Defining and assessing an anisotropic delineation margin for modern radiotherapy
Uncertainty in target volume delineation for modern radiotherapy impacts dosimetry and patient outcomes. Delineation uncertainty is generally overlooked in practice as a source of error, potentially since historically, other uncertainties have been the main focus. This work defined and assessed an anisotropic delineation margin in both polar and spherical coordinate systems in order to account for the spatially varying nature of this uncertainty using a whole breast radiotherapy cohort as a proof of concept.

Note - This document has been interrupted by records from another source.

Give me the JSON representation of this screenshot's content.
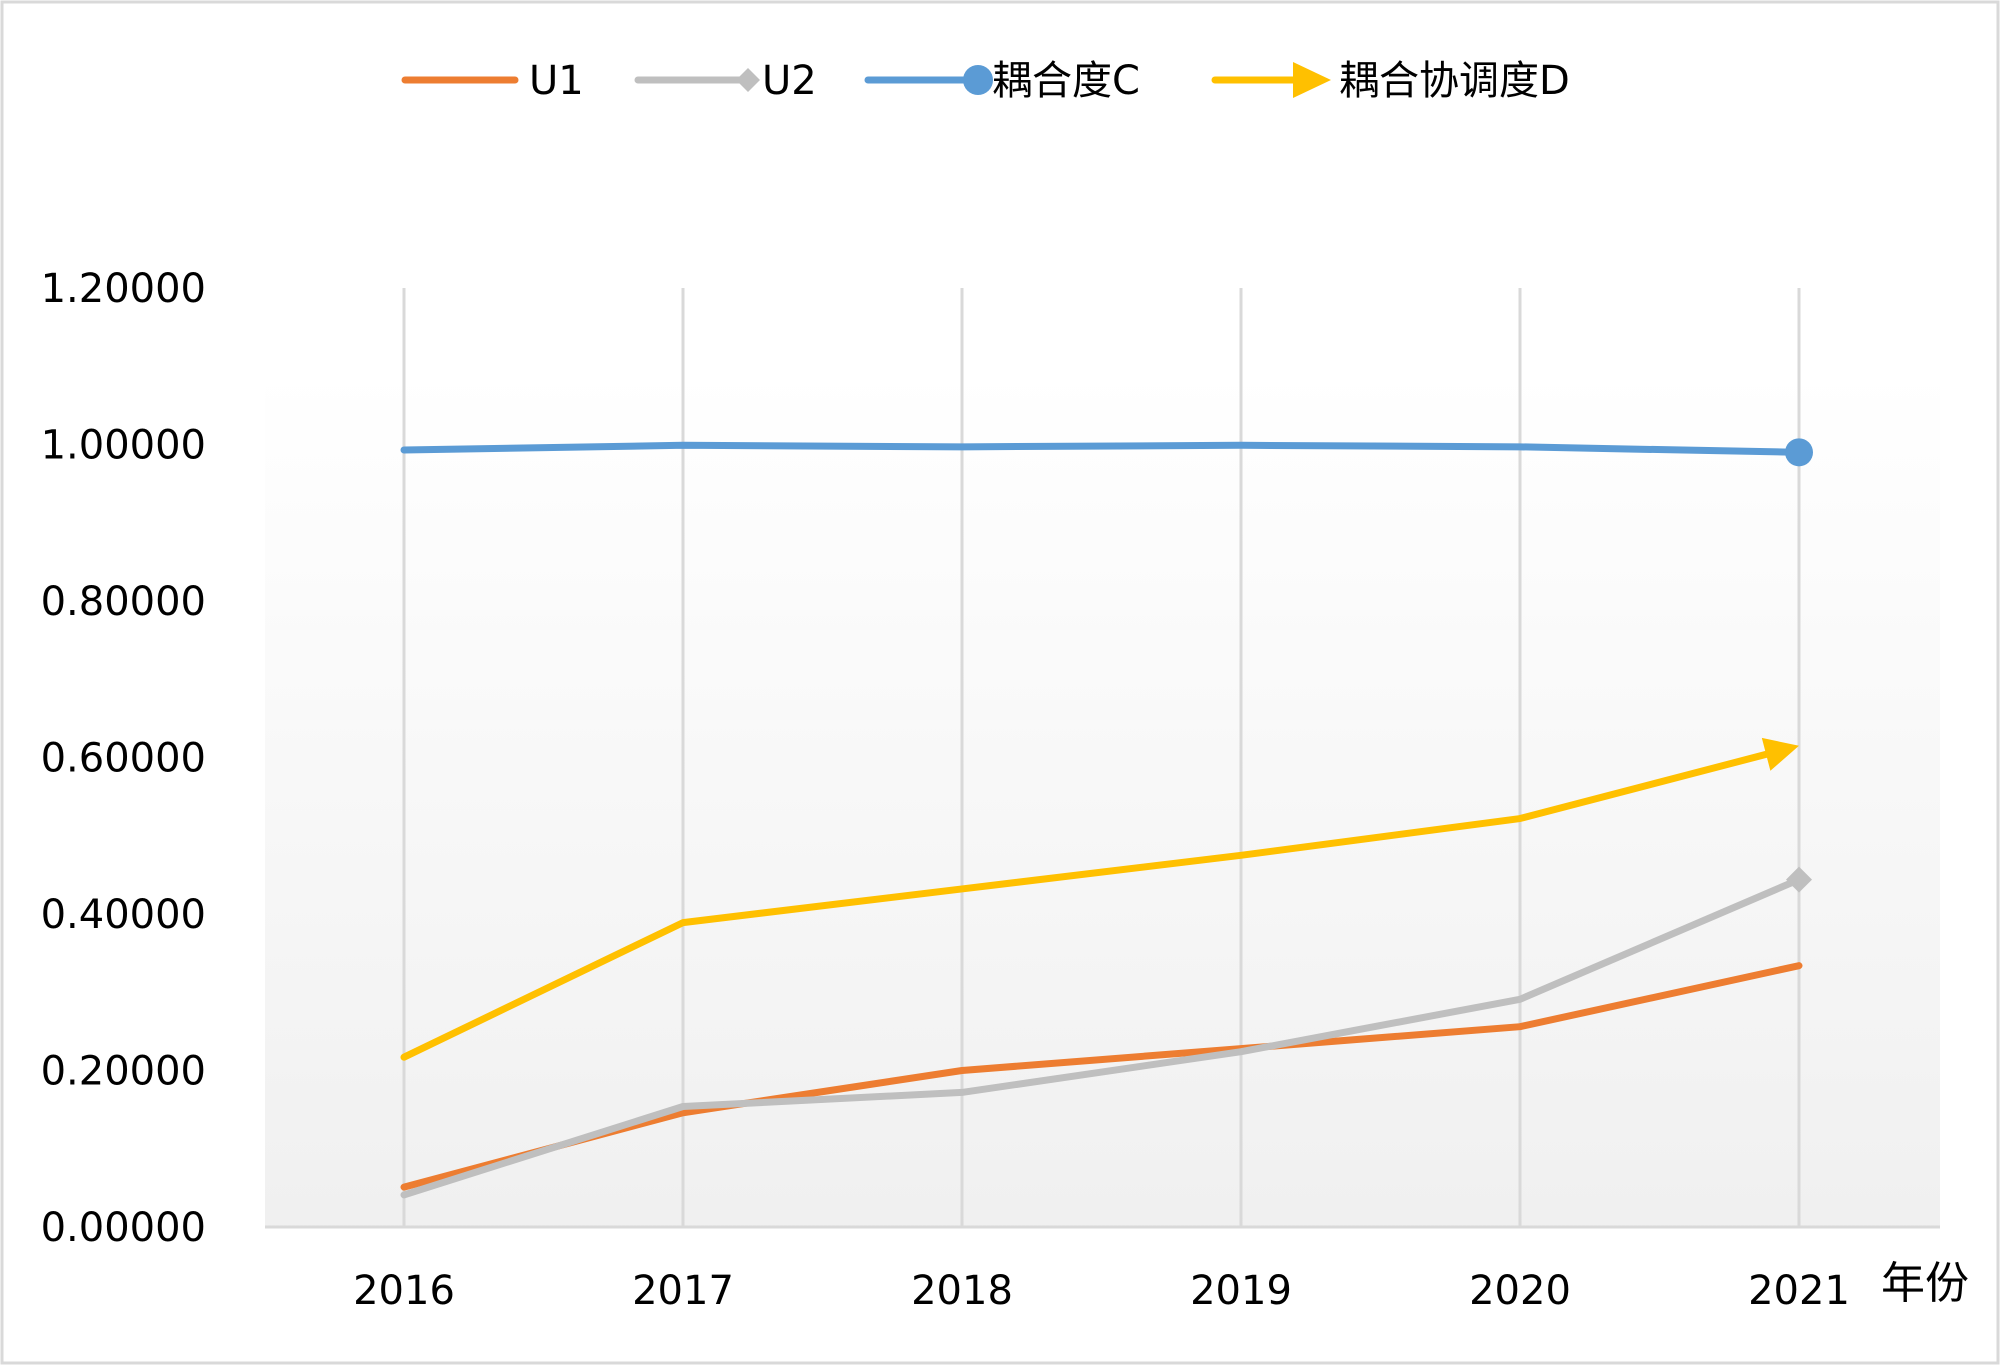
{
  "chart_data": {
    "type": "line",
    "title": "",
    "xlabel": "年份",
    "ylabel": "",
    "categories": [
      "2016",
      "2017",
      "2018",
      "2019",
      "2020",
      "2021"
    ],
    "ylim": [
      0,
      1.2
    ],
    "yticks": [
      "0.00000",
      "0.20000",
      "0.40000",
      "0.60000",
      "0.80000",
      "1.00000",
      "1.20000"
    ],
    "grid": "vertical",
    "legend_position": "top",
    "series": [
      {
        "name": "U1",
        "color": "#ED7D31",
        "marker": "none",
        "values": [
          0.051,
          0.146,
          0.2,
          0.228,
          0.256,
          0.334
        ]
      },
      {
        "name": "U2",
        "color": "#BFBFBF",
        "marker": "diamond",
        "values": [
          0.041,
          0.154,
          0.172,
          0.224,
          0.291,
          0.444
        ]
      },
      {
        "name": "耦合度C",
        "color": "#5B9BD5",
        "marker": "circle",
        "values": [
          0.993,
          0.999,
          0.997,
          0.999,
          0.997,
          0.99
        ]
      },
      {
        "name": "耦合协调度D",
        "color": "#FFC000",
        "marker": "arrow",
        "values": [
          0.217,
          0.389,
          0.432,
          0.475,
          0.522,
          0.615
        ]
      }
    ]
  }
}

A cohort of 21 whole breast radiotherapy patient datasets with clinical target volumes delineated by eight independent observers was utilized. Patients were divided into categories based on target volume and laterality. An anisotropic delineation margin for each category was determined by multiplying the average standard deviation in observer contours in each category by a factor of two. Standard deviation was determined in both polar and spherical coordinates at angular increments. This anisotropic approach was compared to a conventional clinical approach, where the delineation margin was applied in the cardinal directions only. The assessment of the delineation margin was undertaken by comparing the encompassment of the observer volumes by the target volume with added margin. The extra, presumed healthy tissue included in the margin and the malignant tissue missed by the margin were determined.
The proposed delineation margin is effective at accounting for inter-observer variation, producing >95% coverage of all CTVs for polar, spherical, and Cartesian margins in 82%, 79%, and 92% of cases, respectively. Additionally, <1% malignant tissue was missed for 65%, 70%, and 91% of cases and <37% healthy tissue was included in 95%, 89%, and 97% of cases. A conventional delineation margin approach is most appropriate for small and gold standard target volumes. However, for large target volumes, an anisotropic margin is necessary, producing significantly greater coverage of CTVs, including significantly less presumed healthy tissue and missing significantly less malignant tissue.
All delineation margin methods that account for target volume and laterality proved to be adequate, with appropriate encompassment of interobserver variation and minimal inclusion of extra excess healthy tissue and exclusion of possible malignant tissue. The anisotropic approach was found to be superior to a conventional approach for target volumes >1400 cm3 only with significantly greater encompassment of interobserver variation, less missed malignant tissue and less included healthy tissue. This methodology has been validated for a whole breast radiotherapy cohort as a proof of concept, however could be applied to other anatomical sites.